Posts Tagged ‘Jennifer Armstrong’

Nerds and bimbos on the silver screen

October 6, 2010

This blog post is about my gratitude to Entertainment Weekly

Okay, so I don’t read Entertainment Weekly. I don’t watch TV shows about celebrities or read magazines about Hollywood. When I’m on the treadmill at my gym, I’m about 10,000 percent more likely to be reading a New Yorker story about the influence of the right-wing, billionaire Koch brothers on American politics than a story about the movie business. 

But I did go see The Social Network over the weekend. 

I enjoyed it, although that’s not the point here. Directed by Aaron Sorkin of West Wing, it’s a well-plotted, intelligent story of the rise of Mark Zuckerberg from nerdy Harvard sophomore to billionaire founder of Facebook. The plot is great, acting is great, main characters are fascinating, and it can spur all sorts of date-night conversation about values, friendship, and cutthroat business decisions, as well as about the line between fact and fiction in this kind of looks-real-but-could-be-totally-made-up drama. 

But the women. 

This was my second response as I came out of the movie theatre, after the above thoughts. 

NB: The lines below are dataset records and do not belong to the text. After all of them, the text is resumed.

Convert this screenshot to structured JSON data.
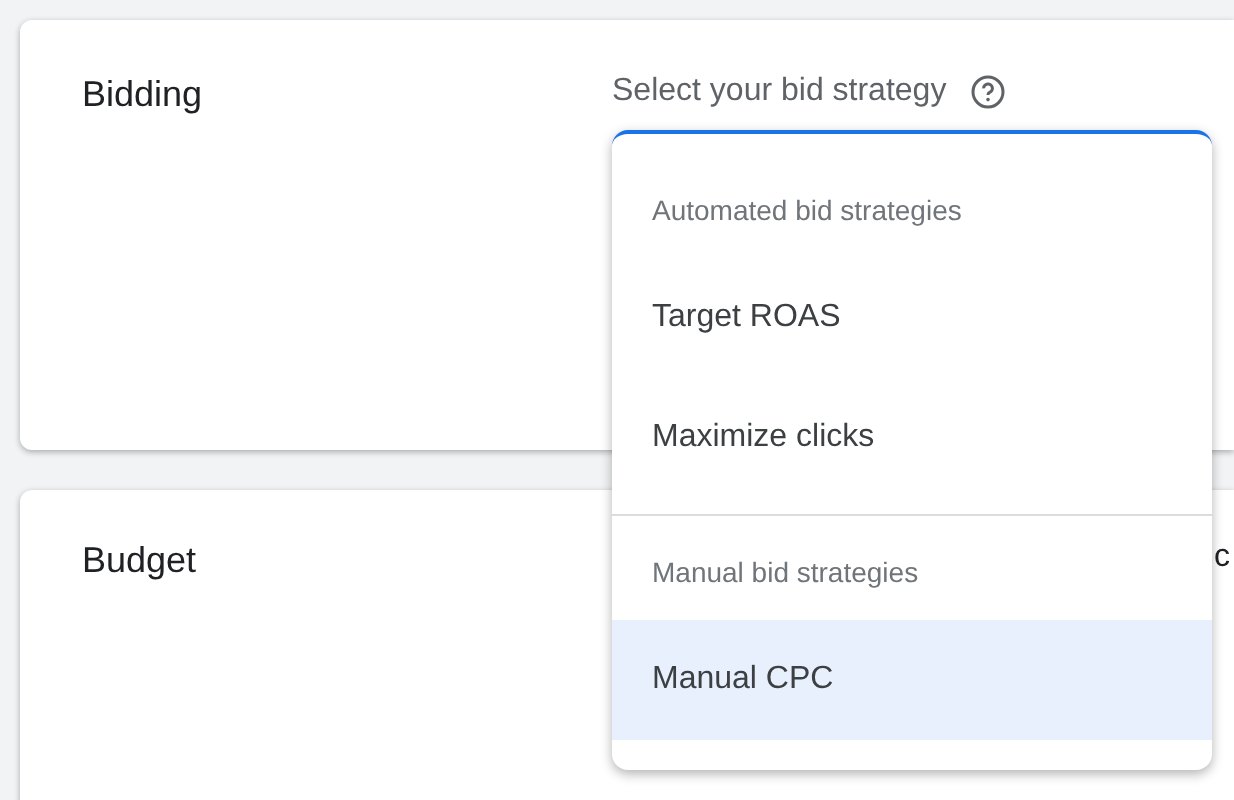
{
  "sections": [
    {
      "title": "Bidding",
      "field_label": "Select your bid strategy"
    },
    {
      "title": "Budget",
      "cut_text": "c"
    }
  ],
  "dropdown": {
    "groups": [
      {
        "header": "Automated bid strategies",
        "options": [
          {
            "label": "Target ROAS",
            "selected": false
          },
          {
            "label": "Maximize clicks",
            "selected": false
          }
        ]
      },
      {
        "header": "Manual bid strategies",
        "options": [
          {
            "label": "Manual CPC",
            "selected": true
          }
        ]
      }
    ]
  }
}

All the women in the movie are bimbos, with the exception of the college girlfriend whose dumping of Zuckerberg eventually leads to the creation of Facebook.

The women in the movie are minor characters, and they spend all their time taking clothes off, giving blow jobs, snorting coke, getting drunk, and hanging on the arms of guys with status. Busloads of gorgeous girls stripping at frat-type parties. Clubs full of gorgeous girls getting drunk. Houses full of gorgeous girls partying and having sex. 

And this is a story that takes place at Harvard, for God’s sake, in the 2000s. And in San Francisco and Palo Alto

Those are all places that are pretty close to my own orbit. I was at Harvard, although it was 30 years ago. And I’ve reported  about Silicon Valley, although I’ve never lived the culture of a Web 2.0 start-up. There are certainly ditzy, shallow women in all these places (and ditzy shallow men ready to exploit them!), but I’ve never seen that as the dominant culture. 

In fact, it has always seemed to me that if you are a non-ditzy, non-shallow woman, Cambridge and the Bay Area are two really good places to be. 

So my first reaction was horror: My God, I hope that isn’t the reality for young women in their 20s today.  

Followed by a spurt of self-censorship: Oh, Ilana, there you go on your feminist horse again. 

Really, I felt predictable. Repetitive. Boring. I don’t know whether I was more fed up with Hollywood, or with my own reaction. It seems like I have spent my entire adult life going to movies and being angered by their depictions of women. 

At a certain point, you just stop getting angry. You get used to it — like smog, like trash in the streets. You don’t even see it. Or you see it, but get sick of pointing it out over and over again. It becomes much more interesting to talk about whether the portrayal of Mark Zuckerberg is accurate or not. 

But then a friend posted a link to this Entertainment Weekly story on her Facebook page. 

(Is this getting circular or what? Facebook posts about movies about Facebook? And then of course I’ll promote this blog entry on my Facebook page, so it will be a Facebook update about a Facebook post about a movie about….) 

In any case, EW reporter Jennifer Armstrong wrote:

Without sifting through the backstories of Zuckerberg and company for strong female figures, it’s hard to know what the filmmakers could have done differently while still hewing to some version of the truth. And it’s clear that they’re showing us, for better or worse, how women function in these particular boys’ worlds, which, apparently, is as objects to be conquered with fame and fortune. The Social Network certainly provides, if nothing else, strong evidence that we still need feminism, that we need to inundate boys with it in particular — and that we need to nurture math and science skills in girls more than ever before, so they have as good a chance at changing the world as these guys did.

Armstrong raised exactly all the right feminist points about The Social Network. I found myself cheering. I found myself saying, “Yeah! Now why didn’t I write that?” 

So here I am, writing it. 

And feeling unexpectedly grateful to Entertainment Weekly.

And telling myself to remember: Trust your instincts. Don’t self-censor. When it comes to the way our culture continues to objectify women, it may be necessary to be boring and predictable, to repeat the same critiques, angrily, over and over and over.